Educational Resources for Getting Started in Data Science
We are often asked about how to get started in data science. While there are more and more training courses and programs out there that can cost significant amounts of money, we have found that some of the best resources available are free. We are planning to put together a comprehensive step by step guide for learning data science using freely available resources (hopefully soon), but for now here are some of the best resources to help you get started.
For learning about statistics and machine learning:
Andrew Ng’s Machine Learning course. Andrew Ng has a course that covers most of the standard machine learning techniques out there. But by being an online course, it also provides exercises where you write your own code but at a level that is approachable to a general audience. Professor Ng is one of the cofounders of Coursera and has put a great deal of attention on this course.
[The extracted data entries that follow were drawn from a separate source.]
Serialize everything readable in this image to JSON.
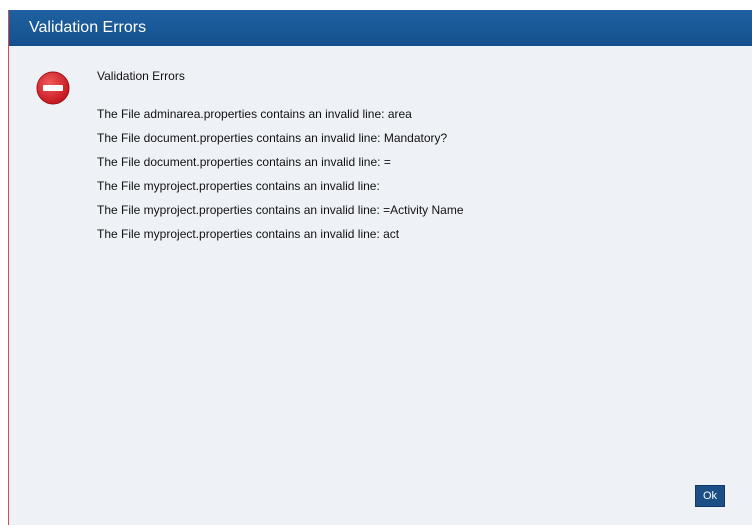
{
  "dialog": {
    "title": "Validation Errors",
    "heading": "Validation Errors",
    "icon": "error-stop-icon",
    "errors": [
      "The File adminarea.properties contains an invalid line: area",
      "The File document.properties contains an invalid line: Mandatory?",
      "The File document.properties contains an invalid line: =",
      "The File myproject.properties contains an invalid line:",
      "The File myproject.properties contains an invalid line: =Activity Name",
      "The File myproject.properties contains an invalid line: act"
    ],
    "ok_label": "Ok"
  },
  "colors": {
    "titlebar": "#1a5a9a",
    "body": "#eef2f7",
    "error_icon": "#d9232d",
    "button": "#1b4f86"
  }
}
An Introduction to Statistical Learning with Applications in R by James, Witter, Hastie and Tibshirani covers much of the material you need to know at a basic level. For a more thorough treatment of much of the same material if you have a strong statistical or mathematical background see The Elements of Statistical Learning, Second Edition by Hastie, Tibshirani and Friedman. These provide a detailed treatment of most of the statistical techniques that are at the heart of data science. They are also written by the people who developed many of them and they do an excellent job in presenting them. And they available for free online with the permission of the publisher.
For learning Python,
There are many resources out there, but the Udacity courses are particularly well done. The Introduction to Computer Science Course by Dave Evans is a good beginner course in both understanding programming as well as beginning Python. The Design of Computer Programs course taught by Peter Norvig, the Director of Research at Google, is an intermediate course in both Python and programming.
For learning R,
The best online courses we have found are the sequence from the Johns Hopkins Bloomberg School of Public Health on Coursera. Roger Peng’s courses are more focused on learning the R language while Jeff Leek is more focused on statistical methods inside R.
The swirl package, also from Johns Hopkins, is designed to teach you how to program R by providing a self-guided tutorial inside R. If you want to learn R but don’t want to take a course it is definitely worth trying.
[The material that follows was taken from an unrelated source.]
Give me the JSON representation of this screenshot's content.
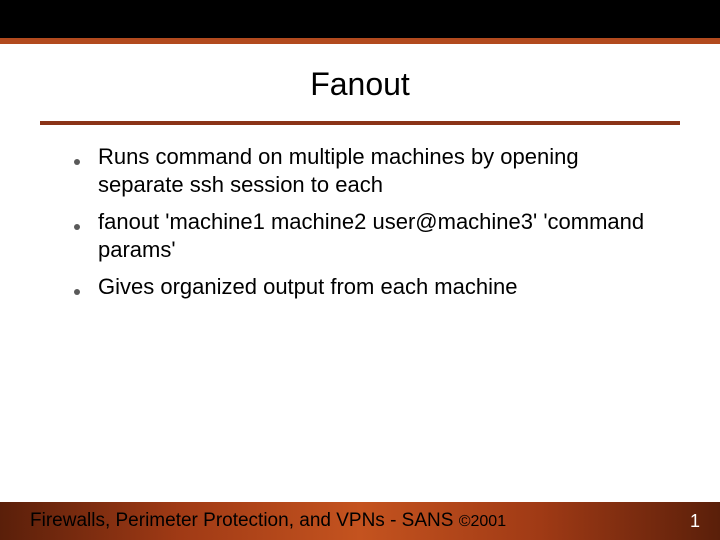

While powerful, the performance of GLMs depends heavily on how well you understand them and how well you preprocess your data. A Practitioner’s Guide to Generalized Linear Models will help you bring your linear modeling skills to the next level. It covers in detail all aspects of GLMs and provides advice targeted at solving real problems.
In addition, Coursera offers courses in Data Science Specialization. Although we have yet to validate these courses, they seem very promising.